August's labor from the Hours of Henry VIII showing men threshing the grain in a barn, with another man and two oxen bring a cart of grain to be threshed
August from the Morgan Library MS. H.8, fol. 4v
Illuminated by Jean Poyer
France, Tours ca. 1500

The labor of August from the Morgan Library’s Hours of Henry VIII  MS H.8 fol. 4v shows threshing, the labor that naturally follows after the July calendar image of reaping the wheat. One man with an oxcart and team of oxen has brought a load of wheat to be threshed. It’s been cut and left to dry before being loaded into the wagon. You see him standing next to the oxen with the goad he used to guide them. Inside the barn you see two men with jointed flails beating the dried stalk to loosen the grain from the stems of wheat. A jointed flail consists of a long handle with a short piece of wood attached with a hinged joint at the business end of the flail; this allows the short piece of wood to beat the ears of grain more effectively.

A third man with a rake shifts and turns the stalks so that they are all accessible to the men with flails, and the kernels are not beaten so much that the grain is unusable. The doors of the barn are open for several reasons; light and air, the reduction of dust, and it allows some of the chaff, the inedible straw and broken husks coating individual grains of wheat, to be blown away in a first approximation of winnowing the chaff from the wheat.
You’ll see threshing as the labor of August in the Da Costa Hours as well.

 

February from the Hours of Henry VIII

Detail from the calendar page for January
Book of Hours of Henry VIII Morgan Library MS. H f.1v
Jean Poyer, Tours, ca. 1500
Book of Hours of Henry VIII Morgan Library MS. H f.1v

This calendar page for February from the Morgan Library’s Hours of Henry VIII (Morgan MS. H.8 f1v) features a typical scene in terms of the the labors of February featured in books of hours; the master of the house is standing in front of the hearth, warming himself by the fire.

He’s wearing expensive clothing, indicated in particular by the fur trimming on his hat and overcoat, as well as the visible purse he wears.

The gentleman is standing in front of a substantial fireplace, with his back to the fire, and his is lifting the hem of his overcoat to warm his backside; a more delicate version of a similar scene from the Très Riches Heures calendar page for February.
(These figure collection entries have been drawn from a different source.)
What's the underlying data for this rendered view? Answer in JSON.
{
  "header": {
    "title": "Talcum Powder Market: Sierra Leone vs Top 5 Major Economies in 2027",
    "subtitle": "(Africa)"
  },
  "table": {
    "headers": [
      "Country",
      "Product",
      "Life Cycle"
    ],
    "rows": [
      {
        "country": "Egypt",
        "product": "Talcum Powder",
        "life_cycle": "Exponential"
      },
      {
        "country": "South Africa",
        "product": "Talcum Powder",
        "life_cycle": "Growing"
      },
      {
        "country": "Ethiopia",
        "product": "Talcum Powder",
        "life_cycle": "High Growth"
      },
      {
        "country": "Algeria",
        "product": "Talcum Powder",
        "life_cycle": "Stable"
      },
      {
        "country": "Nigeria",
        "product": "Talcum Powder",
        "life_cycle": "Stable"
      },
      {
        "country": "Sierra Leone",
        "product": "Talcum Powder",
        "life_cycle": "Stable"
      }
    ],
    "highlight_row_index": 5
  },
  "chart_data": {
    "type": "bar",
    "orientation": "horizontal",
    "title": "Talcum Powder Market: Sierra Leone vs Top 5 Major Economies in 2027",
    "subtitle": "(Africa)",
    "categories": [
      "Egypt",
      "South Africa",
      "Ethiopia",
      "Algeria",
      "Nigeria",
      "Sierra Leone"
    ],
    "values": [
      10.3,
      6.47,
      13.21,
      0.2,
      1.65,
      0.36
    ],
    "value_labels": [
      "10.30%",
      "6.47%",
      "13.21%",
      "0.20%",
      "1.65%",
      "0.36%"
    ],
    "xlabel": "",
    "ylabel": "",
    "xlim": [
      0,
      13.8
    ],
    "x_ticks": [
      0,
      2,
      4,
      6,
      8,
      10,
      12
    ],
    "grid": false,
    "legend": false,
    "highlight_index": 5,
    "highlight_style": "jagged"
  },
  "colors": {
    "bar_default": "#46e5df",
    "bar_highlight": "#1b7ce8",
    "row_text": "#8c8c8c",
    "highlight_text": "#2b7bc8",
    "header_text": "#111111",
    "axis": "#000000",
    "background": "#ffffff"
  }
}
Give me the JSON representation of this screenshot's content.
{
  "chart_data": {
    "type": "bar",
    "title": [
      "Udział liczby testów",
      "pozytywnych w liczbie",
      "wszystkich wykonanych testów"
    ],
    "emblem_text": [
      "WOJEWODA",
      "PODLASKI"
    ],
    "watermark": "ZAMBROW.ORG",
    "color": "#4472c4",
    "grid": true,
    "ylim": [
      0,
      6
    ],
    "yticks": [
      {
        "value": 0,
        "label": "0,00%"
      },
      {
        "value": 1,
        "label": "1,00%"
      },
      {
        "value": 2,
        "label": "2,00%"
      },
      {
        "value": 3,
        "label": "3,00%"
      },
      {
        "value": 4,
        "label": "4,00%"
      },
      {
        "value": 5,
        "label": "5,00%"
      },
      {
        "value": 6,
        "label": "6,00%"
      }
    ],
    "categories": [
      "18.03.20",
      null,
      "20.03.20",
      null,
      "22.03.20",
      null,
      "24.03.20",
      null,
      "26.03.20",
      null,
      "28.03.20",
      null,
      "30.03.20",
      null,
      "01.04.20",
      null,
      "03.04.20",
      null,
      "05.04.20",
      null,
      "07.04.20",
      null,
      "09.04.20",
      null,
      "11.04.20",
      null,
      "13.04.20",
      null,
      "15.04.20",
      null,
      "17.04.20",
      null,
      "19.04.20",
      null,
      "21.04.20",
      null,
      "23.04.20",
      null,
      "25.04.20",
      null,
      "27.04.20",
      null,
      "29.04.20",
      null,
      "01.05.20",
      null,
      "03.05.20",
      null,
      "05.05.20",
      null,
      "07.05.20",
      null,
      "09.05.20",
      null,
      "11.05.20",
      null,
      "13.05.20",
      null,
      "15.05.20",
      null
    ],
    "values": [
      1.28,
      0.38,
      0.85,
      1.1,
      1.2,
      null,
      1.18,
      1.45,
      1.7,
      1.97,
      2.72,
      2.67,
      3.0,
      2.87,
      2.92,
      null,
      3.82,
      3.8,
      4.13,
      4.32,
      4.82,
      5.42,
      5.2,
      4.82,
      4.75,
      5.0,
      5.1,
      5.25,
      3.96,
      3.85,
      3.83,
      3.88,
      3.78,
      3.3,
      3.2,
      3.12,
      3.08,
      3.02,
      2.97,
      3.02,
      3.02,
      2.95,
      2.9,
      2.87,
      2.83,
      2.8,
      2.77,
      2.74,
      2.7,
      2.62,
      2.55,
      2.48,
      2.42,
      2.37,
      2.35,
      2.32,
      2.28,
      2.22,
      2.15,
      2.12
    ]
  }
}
There’s a wooden settle in front of him, set before a table with a meal waiting. In the background is a bed with burgundy cover and curtains. In the front of the scene to the viewer’s left, a servant is entering, carrying two flagons which the Morgan library identifies as wine flagons; I can’t help but be reminded of the astrological symbol for January, Aquarius, the water-bearer.